Between 2003 and 2008, Agarwal founded and ran a company called ANMsoft, which builds business-to-business solutions for online retail and travel. It was only in 2008 that he returned to B2C and started Naaptol. Upon its entry into the home-shopping segment, Naaptol was considered a long shot in a market with two significant players: Network18-owned HomeShop18 (Disclaimer: Network18 publishes Forbes India) and NewsCorp-owned Star CJ (now ShopCJ). It has, however, defied scepticism and rapidly scaled up operations.
In the last two years, Naaptol significantly ramped up its content-creation platform and now has seven 24-hour channels (in Hindi, Marathi, Tamil, Bengali, Kannada, Telugu and Malayalam). Late last year, it raised Rs 136 crore and Rs 343 crore in two separate rounds of funding from the Japanese business conglomerate, Mitsui & Co.
“The spending power of people in India is only going to rise and it’s going to come from a broader base of customers,” says Suresh Shanmugham, managing partner and co-founder of Saama Capital, an investor in Naaptol. However, he adds, home-shopping is a complex business, with a number of components that need to be kept in mind, including call-centres, logistics and technology.
Considering the fact that Naaptol has its entire online retail infrastructure in place, Agarwal is often asked about a possible pivot to ecommerce. “We’ve focussed on our core and that’s done well for us,” he says.
But he may not be able to stay at status quo either. For one, home-shopping as a category continues to cede ground to online retailing, according to a recent report by research firm Euromonitor. As home-shopping firms branch out to different linguistic regions, they must invest in programming in various local languages to survive.
Also, the rate of cash burn in home-shopping, though not nearly as high as its peers in online retail, is still a factor. As a result, Naaptol has not yet succeeded in becoming profitable, though Agarwal expects it to happen this year. “We lose less than a million dollars a month,” he says.
But though ecommerce is clearly the future, Euromonitor data suggests that the size of the home-shopping market in India has increased from Rs 990 crore in 2010 to Rs 1,560 crore in 2016. (Euromonitor defines home-shopping as “the sale of consumer goods to the general public via mail order catalogues, TV shopping and direct mail”. This excludes sales ordered and paid online.)

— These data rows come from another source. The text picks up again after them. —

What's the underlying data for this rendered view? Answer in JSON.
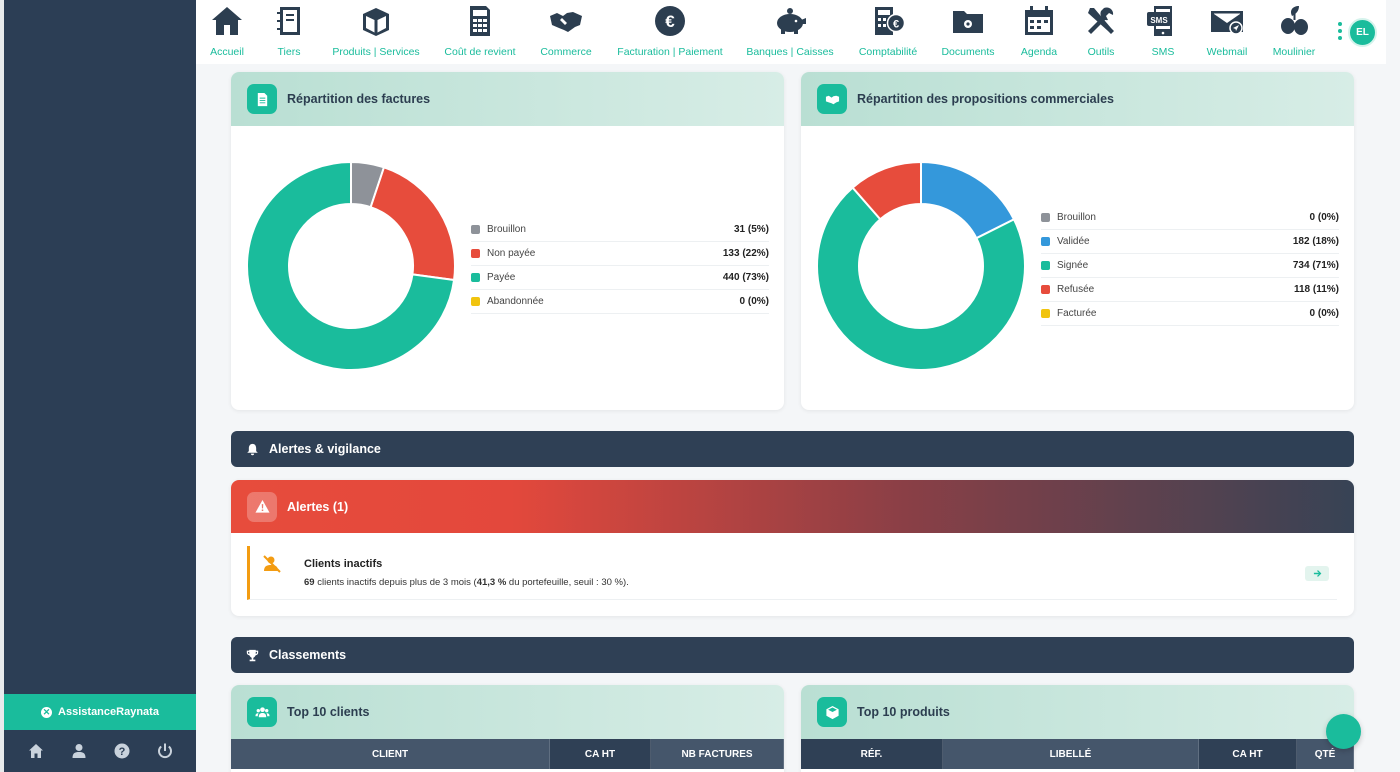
{
  "nav": [
    {
      "label": "Accueil",
      "icon": "home-icon"
    },
    {
      "label": "Tiers",
      "icon": "address-book-icon"
    },
    {
      "label": "Produits | Services",
      "icon": "box-icon"
    },
    {
      "label": "Coût de revient",
      "icon": "calculator-icon"
    },
    {
      "label": "Commerce",
      "icon": "handshake-icon"
    },
    {
      "label": "Facturation | Paiement",
      "icon": "euro-icon"
    },
    {
      "label": "Banques | Caisses",
      "icon": "piggy-bank-icon"
    },
    {
      "label": "Comptabilité",
      "icon": "accounting-icon"
    },
    {
      "label": "Documents",
      "icon": "folder-icon"
    },
    {
      "label": "Agenda",
      "icon": "calendar-icon"
    },
    {
      "label": "Outils",
      "icon": "tools-icon"
    },
    {
      "label": "SMS",
      "icon": "sms-icon"
    },
    {
      "label": "Webmail",
      "icon": "mail-icon"
    },
    {
      "label": "Moulinier",
      "icon": "olive-icon"
    }
  ],
  "user": {
    "initials": "EL"
  },
  "sidebar": {
    "assist_label": "AssistanceRaynata"
  },
  "factures": {
    "title": "Répartition des factures",
    "items": [
      {
        "name": "Brouillon",
        "count": 31,
        "display": "31 (5%)",
        "color": "#8e9299"
      },
      {
        "name": "Non payée",
        "count": 133,
        "display": "133 (22%)",
        "color": "#e74c3c"
      },
      {
        "name": "Payée",
        "count": 440,
        "display": "440 (73%)",
        "color": "#1abc9c"
      },
      {
        "name": "Abandonnée",
        "count": 0,
        "display": "0 (0%)",
        "color": "#f1c40f"
      }
    ]
  },
  "propositions": {
    "title": "Répartition des propositions commerciales",
    "items": [
      {
        "name": "Brouillon",
        "count": 0,
        "display": "0 (0%)",
        "color": "#8e9299"
      },
      {
        "name": "Validée",
        "count": 182,
        "display": "182 (18%)",
        "color": "#3498db"
      },
      {
        "name": "Signée",
        "count": 734,
        "display": "734 (71%)",
        "color": "#1abc9c"
      },
      {
        "name": "Refusée",
        "count": 118,
        "display": "118 (11%)",
        "color": "#e74c3c"
      },
      {
        "name": "Facturée",
        "count": 0,
        "display": "0 (0%)",
        "color": "#f1c40f"
      }
    ]
  },
  "chart_data": [
    {
      "type": "pie",
      "title": "Répartition des factures",
      "categories": [
        "Brouillon",
        "Non payée",
        "Payée",
        "Abandonnée"
      ],
      "values": [
        31,
        133,
        440,
        0
      ]
    },
    {
      "type": "pie",
      "title": "Répartition des propositions commerciales",
      "categories": [
        "Brouillon",
        "Validée",
        "Signée",
        "Refusée",
        "Facturée"
      ],
      "values": [
        0,
        182,
        734,
        118,
        0
      ]
    }
  ],
  "sections": {
    "alertes": "Alertes & vigilance",
    "classements": "Classements"
  },
  "alerts": {
    "header": "Alertes (1)",
    "item": {
      "title": "Clients inactifs",
      "desc_count": "69",
      "desc_mid": " clients inactifs depuis plus de 3 mois (",
      "desc_pct": "41,3 %",
      "desc_end": " du portefeuille, seuil : 30 %)."
    }
  },
  "top_clients": {
    "title": "Top 10 clients",
    "columns": [
      "CLIENT",
      "CA HT",
      "NB FACTURES"
    ]
  },
  "top_produits": {
    "title": "Top 10 produits",
    "columns": [
      "RÉF.",
      "LIBELLÉ",
      "CA HT",
      "QTÉ"
    ]
  }
}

And television remains an efficient medium to reach large audiences. “Despite the rapid penetration of internet in India, we believe that the television network will continue to have the widest coverage geographically and demographically,” says Mitsui & Co’s general manager of media business division, Yuichiro Hanawa.
As Naaptol aggressively increases its presence on television and improves the quality of its content, Agarwal lets the data guide him. “Every day, I look at it and then breathe down their necks,” he says, pointing at an executive seated nearby. “As soon as my data starts telling me that there’s potential in ecommerce with a decent margin, we’ll start focusing on that.”